Produced by a multitude of mollusk species, nacre is widely used in jewelry and art. It is inlaid into musical instruments, furniture and decorative boxes. Fashioned into buttons, beads and a host of functional objects from pens to flatware, mother of pearl lends a lustrous iridescence to everyday objects.
In recent years, subjecting the material to the modern tools of scientific analysis, scientists have divined the fine points of nacre architecture and developed models to help explain its astonishing durability: 3,000 times more fracture resistant than the mineral from which it is made, aragonite.
Now, in a new report in the Journal of the American Chemical Society (JACS), scientists from the University of Wisconsin-Madison show that nacre can also be deployed in the interest of science as a hard-wired thermometer and pressure sensor, revealing both the temperature and ocean depth at which the material formed.

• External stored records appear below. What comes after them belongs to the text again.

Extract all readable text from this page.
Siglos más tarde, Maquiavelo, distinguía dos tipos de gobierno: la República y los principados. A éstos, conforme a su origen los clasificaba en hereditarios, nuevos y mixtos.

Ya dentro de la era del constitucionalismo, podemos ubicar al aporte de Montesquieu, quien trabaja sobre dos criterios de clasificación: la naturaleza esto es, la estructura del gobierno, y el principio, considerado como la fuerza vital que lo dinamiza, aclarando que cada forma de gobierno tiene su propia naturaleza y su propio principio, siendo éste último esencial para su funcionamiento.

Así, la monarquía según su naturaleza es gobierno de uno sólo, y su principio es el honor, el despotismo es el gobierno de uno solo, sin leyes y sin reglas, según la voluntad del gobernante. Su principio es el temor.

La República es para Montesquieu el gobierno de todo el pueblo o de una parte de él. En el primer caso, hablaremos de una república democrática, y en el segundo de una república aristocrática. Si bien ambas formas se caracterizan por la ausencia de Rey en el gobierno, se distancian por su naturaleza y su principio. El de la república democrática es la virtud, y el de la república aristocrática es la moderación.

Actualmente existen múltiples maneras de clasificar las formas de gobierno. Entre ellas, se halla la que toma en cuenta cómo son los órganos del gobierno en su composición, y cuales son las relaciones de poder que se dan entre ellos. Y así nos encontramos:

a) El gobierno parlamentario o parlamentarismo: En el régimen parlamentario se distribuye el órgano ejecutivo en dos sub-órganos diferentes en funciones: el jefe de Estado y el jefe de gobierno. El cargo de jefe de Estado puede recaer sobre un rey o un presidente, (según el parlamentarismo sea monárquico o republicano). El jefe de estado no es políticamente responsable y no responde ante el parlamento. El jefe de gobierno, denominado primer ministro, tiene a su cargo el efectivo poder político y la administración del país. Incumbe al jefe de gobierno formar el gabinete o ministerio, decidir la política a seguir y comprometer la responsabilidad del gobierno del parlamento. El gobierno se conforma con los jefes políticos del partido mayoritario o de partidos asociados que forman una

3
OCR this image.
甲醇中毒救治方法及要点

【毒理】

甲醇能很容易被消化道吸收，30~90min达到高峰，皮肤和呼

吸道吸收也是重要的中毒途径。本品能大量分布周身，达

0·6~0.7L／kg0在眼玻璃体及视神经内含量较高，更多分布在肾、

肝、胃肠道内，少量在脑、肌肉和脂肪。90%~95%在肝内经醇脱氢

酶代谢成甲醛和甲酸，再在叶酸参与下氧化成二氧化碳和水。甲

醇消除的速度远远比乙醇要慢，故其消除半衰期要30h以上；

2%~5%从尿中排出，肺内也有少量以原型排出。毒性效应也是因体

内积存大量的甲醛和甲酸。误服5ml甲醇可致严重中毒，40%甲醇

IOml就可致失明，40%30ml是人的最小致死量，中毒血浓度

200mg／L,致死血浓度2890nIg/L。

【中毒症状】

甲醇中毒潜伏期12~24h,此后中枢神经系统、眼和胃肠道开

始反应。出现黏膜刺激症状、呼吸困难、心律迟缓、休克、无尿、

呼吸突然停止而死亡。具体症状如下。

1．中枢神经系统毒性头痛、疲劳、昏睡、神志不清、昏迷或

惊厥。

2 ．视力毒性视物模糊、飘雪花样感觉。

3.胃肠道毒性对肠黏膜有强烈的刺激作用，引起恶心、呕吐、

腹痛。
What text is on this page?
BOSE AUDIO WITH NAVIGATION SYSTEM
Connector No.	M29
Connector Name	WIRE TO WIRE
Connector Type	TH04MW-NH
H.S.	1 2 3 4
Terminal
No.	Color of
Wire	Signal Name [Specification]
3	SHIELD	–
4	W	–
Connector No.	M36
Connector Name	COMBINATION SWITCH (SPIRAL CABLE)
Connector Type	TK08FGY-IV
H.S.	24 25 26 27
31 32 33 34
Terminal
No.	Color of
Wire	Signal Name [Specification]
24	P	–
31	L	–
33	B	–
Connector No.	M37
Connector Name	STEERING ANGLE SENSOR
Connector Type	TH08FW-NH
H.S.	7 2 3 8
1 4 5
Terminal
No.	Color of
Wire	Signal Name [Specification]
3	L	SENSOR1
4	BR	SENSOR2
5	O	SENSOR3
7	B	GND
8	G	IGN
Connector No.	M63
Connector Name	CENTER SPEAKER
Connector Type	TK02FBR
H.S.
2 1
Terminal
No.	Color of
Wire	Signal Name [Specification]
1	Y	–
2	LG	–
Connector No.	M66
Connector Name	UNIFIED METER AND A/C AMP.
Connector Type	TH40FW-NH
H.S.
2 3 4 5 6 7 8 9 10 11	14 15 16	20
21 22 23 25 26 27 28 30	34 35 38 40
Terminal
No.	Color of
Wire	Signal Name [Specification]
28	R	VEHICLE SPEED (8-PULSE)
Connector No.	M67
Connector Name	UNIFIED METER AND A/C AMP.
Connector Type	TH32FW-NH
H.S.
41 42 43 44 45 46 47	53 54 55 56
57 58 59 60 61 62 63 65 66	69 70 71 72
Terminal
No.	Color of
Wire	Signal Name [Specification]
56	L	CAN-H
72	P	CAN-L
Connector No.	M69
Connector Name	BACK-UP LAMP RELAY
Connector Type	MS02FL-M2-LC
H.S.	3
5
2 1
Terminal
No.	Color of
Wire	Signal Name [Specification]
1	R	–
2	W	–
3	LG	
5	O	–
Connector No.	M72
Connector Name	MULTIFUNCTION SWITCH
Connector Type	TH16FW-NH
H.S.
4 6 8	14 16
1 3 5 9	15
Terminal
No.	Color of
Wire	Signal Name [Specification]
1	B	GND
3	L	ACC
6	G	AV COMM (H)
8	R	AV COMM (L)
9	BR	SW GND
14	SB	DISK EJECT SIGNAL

“We found a strong correlation between the temperature at which nacre was deposited during the life of the mollusk and water temperature,” explains Pupa Gilbert, a UW-Madison professor of physics and chemistry and the senior author of the new JACS report. “All other (temperature) proxies are based on chemical analyses and the relative concentration of different elements or isotopes. This could be our first physical proxy, in which the microscopic structure of the material tells us the maximum temperature and maximum pressure at which the mollusk lived.”
The new study was conducted using mother of pearl from modern mollusks, but Gilbert notes that nacre is widespread in the fossil record going back 450 million years. If the techniques used by the Wisconsin group can be applied to fossil nacre, scientists can begin to accurately reconstruct a global record of ancient environments and environmental change.
“If the correlation holds, we would have a thermometer that goes back in time, a paleothermometer of how hot or cold water temperatures were when the nacre formed,” says Gilbert.
The material also holds a distinctive signature—the thickness of the nacre layers — for the water depth at which the material was assembled by a mollusk, potentially providing even more insight into environmental conditions of the present and past.
“These are two independent parameters, measured by different aspects of nacre structure,” the Wisconsin physicist explains. “The maximum temperature can be measured by how disordered the nacre crystal orientations are, while the maximum pressure can be taken from the thickness of the nacre layers.”
Working with UW-Madison graduate student Ian C. Olson, the lead author of the JACS report, Gilbert subjected nacre from eight mollusk species from different environments to a technique capable of mapping the orientation of nacre crystals. From the different shells, they observed uneven thicknesses, widths and angles of the crystalline “bricks” that, together with an organic mortar, are laid down by the mollusk to form mother of pearl.
“We wondered why the shells were so different and concluded that the key parameters to test were the environmental ones, including maximum, minimum and mean annual temperatures as well as maximum and minimum water pressure, which depends on water depth,” says Gilbert.
Comparing the structural maps of nacre from the different mollusks and environmental data from the places where the animals were collected, Olson, Gilbert and their collaborators found an extremely high correlation between the microscopic structural characteristics of their nacre specimens and the temperature and pressure data obtained from the various environments where they were collected.